Is that possible that you missed a STEMI?

When I was in medical school or even in my residency, my thought was like – oh, you can’t miss a STEMI, it is just too obvious to be missed. But the truth is that it is very possible to miss a STEMI and actually in real life, many STEMIs have been missed. The reasons why STEMIs are missed:

STEMI EKG changes can be transient. Once I thought after STEMI the EKG should go down the route of showing q waves etc, but sometimes STEMI EKG can go back to normal looking. So if somehow the STEMI EKG is not cited or not seen or misplaced (oh those paper EKGs flying everywhere…), the diagnosis is missed.

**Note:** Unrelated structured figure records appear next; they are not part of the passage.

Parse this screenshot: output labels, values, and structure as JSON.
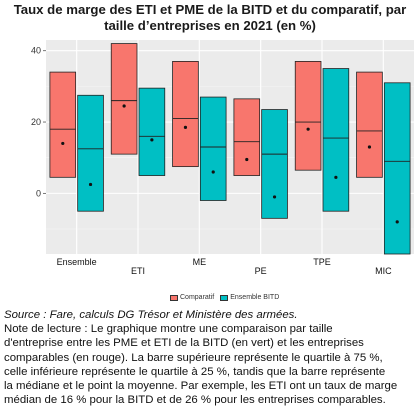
{
  "title_lines": [
    "Taux de marge des ETI et PME de la BITD et du comparatif, par",
    "taille d’entreprises en 2021 (en %)"
  ],
  "legend": {
    "comparatif": "Comparatif",
    "bitd": "Ensemble BITD"
  },
  "source": "Source : Fare, calculs DG Trésor et Ministère des armées.",
  "note_lines": [
    "Note de lecture : Le graphique montre une comparaison par taille",
    "d'entreprise entre les PME et ETI de la BITD (en vert) et les entreprises",
    "comparables (en rouge). La barre supérieure représente le quartile à 75 %,",
    "celle inférieure représente le quartile à 25 %, tandis que la barre représente",
    "la médiane et le point la moyenne. Par exemple, les ETI ont un taux de marge",
    "médian de 16 % pour la BITD et de 26 % pour les entreprises comparables."
  ],
  "chart_data": {
    "type": "box",
    "categories": [
      "Ensemble",
      "ETI",
      "ME",
      "PE",
      "TPE",
      "MIC"
    ],
    "ylim": [
      -17,
      43
    ],
    "yticks": [
      0,
      20,
      40
    ],
    "grid": true,
    "legend_position": "bottom",
    "series": [
      {
        "name": "Comparatif",
        "color": "#F8766D",
        "q1": [
          4.5,
          11,
          7.5,
          5,
          6.5,
          4.5
        ],
        "median": [
          18,
          26,
          21,
          14.5,
          20,
          17.5
        ],
        "q3": [
          34,
          42,
          37,
          26.5,
          37,
          34
        ],
        "mean": [
          14,
          24.5,
          18.5,
          9.5,
          18,
          13
        ]
      },
      {
        "name": "Ensemble BITD",
        "color": "#00BFC4",
        "q1": [
          -5,
          5,
          -2,
          -7,
          -5,
          -17
        ],
        "median": [
          12.5,
          16,
          13,
          11,
          15.5,
          9
        ],
        "q3": [
          27.5,
          29.5,
          27,
          23.5,
          35,
          31
        ],
        "mean": [
          2.5,
          15,
          6,
          -1,
          4.5,
          -8
        ]
      }
    ]
  }
}
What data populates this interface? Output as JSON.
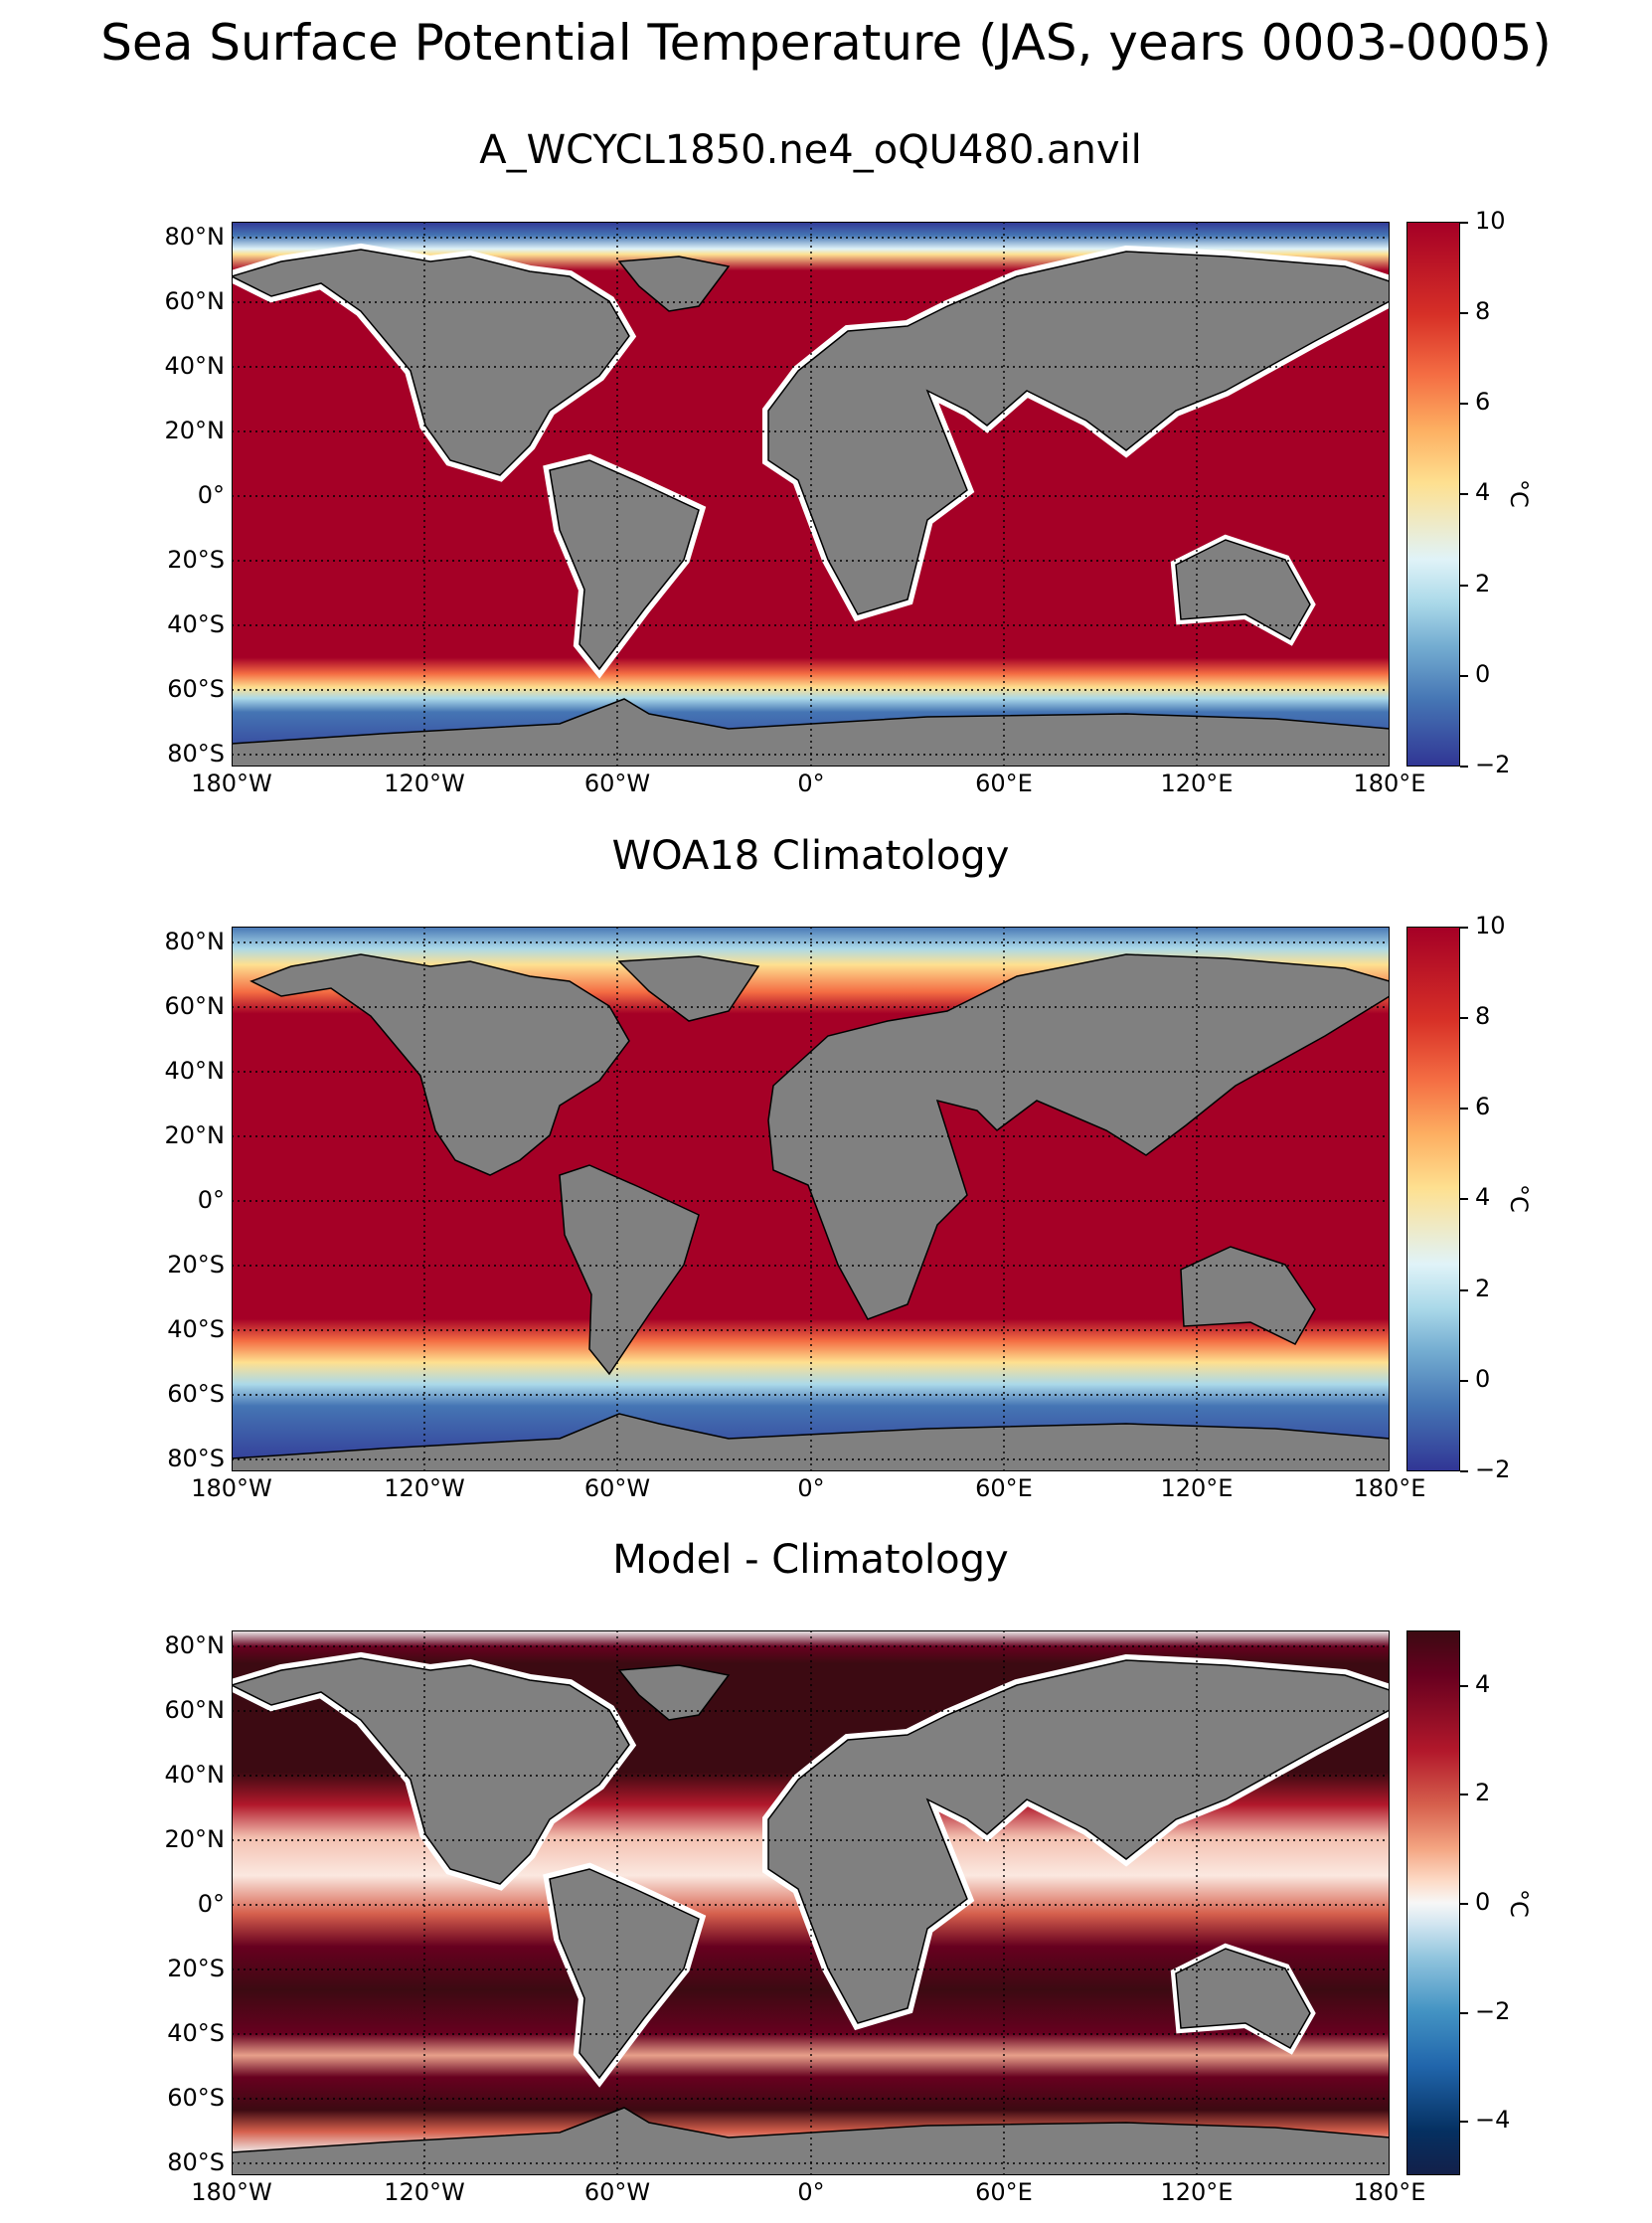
{
  "figure": {
    "title": "Sea Surface Potential Temperature (JAS, years 0003-0005)"
  },
  "axes": {
    "lat_labels": [
      "80°N",
      "60°N",
      "40°N",
      "20°N",
      "0°",
      "20°S",
      "40°S",
      "60°S",
      "80°S"
    ],
    "lon_labels": [
      "180°W",
      "120°W",
      "60°W",
      "0°",
      "60°E",
      "120°E",
      "180°E"
    ]
  },
  "colors": {
    "land": "#808080",
    "missing_ocean": "#ffffff",
    "ice_shelf": "#d3d3d3",
    "model_warm": "#a50026",
    "woa_cold": "#313695",
    "diff_high": "#3c0a12"
  },
  "panels": [
    {
      "title": "A_WCYCL1850.ne4_oQU480.anvil",
      "colorbar": {
        "ticks": [
          "10",
          "8",
          "6",
          "4",
          "2",
          "0",
          "−2"
        ],
        "unit": "°C",
        "min": -2,
        "max": 10,
        "colormap": "RdYlBu_r"
      }
    },
    {
      "title": "WOA18 Climatology",
      "colorbar": {
        "ticks": [
          "10",
          "8",
          "6",
          "4",
          "2",
          "0",
          "−2"
        ],
        "unit": "°C",
        "min": -2,
        "max": 10,
        "colormap": "RdYlBu_r"
      }
    },
    {
      "title": "Model - Climatology",
      "colorbar": {
        "ticks": [
          "4",
          "2",
          "0",
          "−2",
          "−4"
        ],
        "unit": "°C",
        "min": -5,
        "max": 5,
        "colormap": "RdBu_r"
      }
    }
  ]
}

I remember where I was trained, ER attending always have to sign the EKG with date/time and their name, a really good practice indeed to make sure every EKG is read by an attending. While on the floor, we don’t have this kind of practice or habit, so I did encounter a case that the EKG done during a rapid response was later found to have clear patterns of STEMI.

Secondly, as you all know there are STEMI equivalents and posterior MI. Sometimes V2-V3 elevation could mimic early repolarization pattern. Single avR elevation. With some residency program hosted by a hospital without a cardiac cath lab, most of these patients are screened and shipped to somewhere else, and residents are not exposed to as much high-risk EKGs as they should.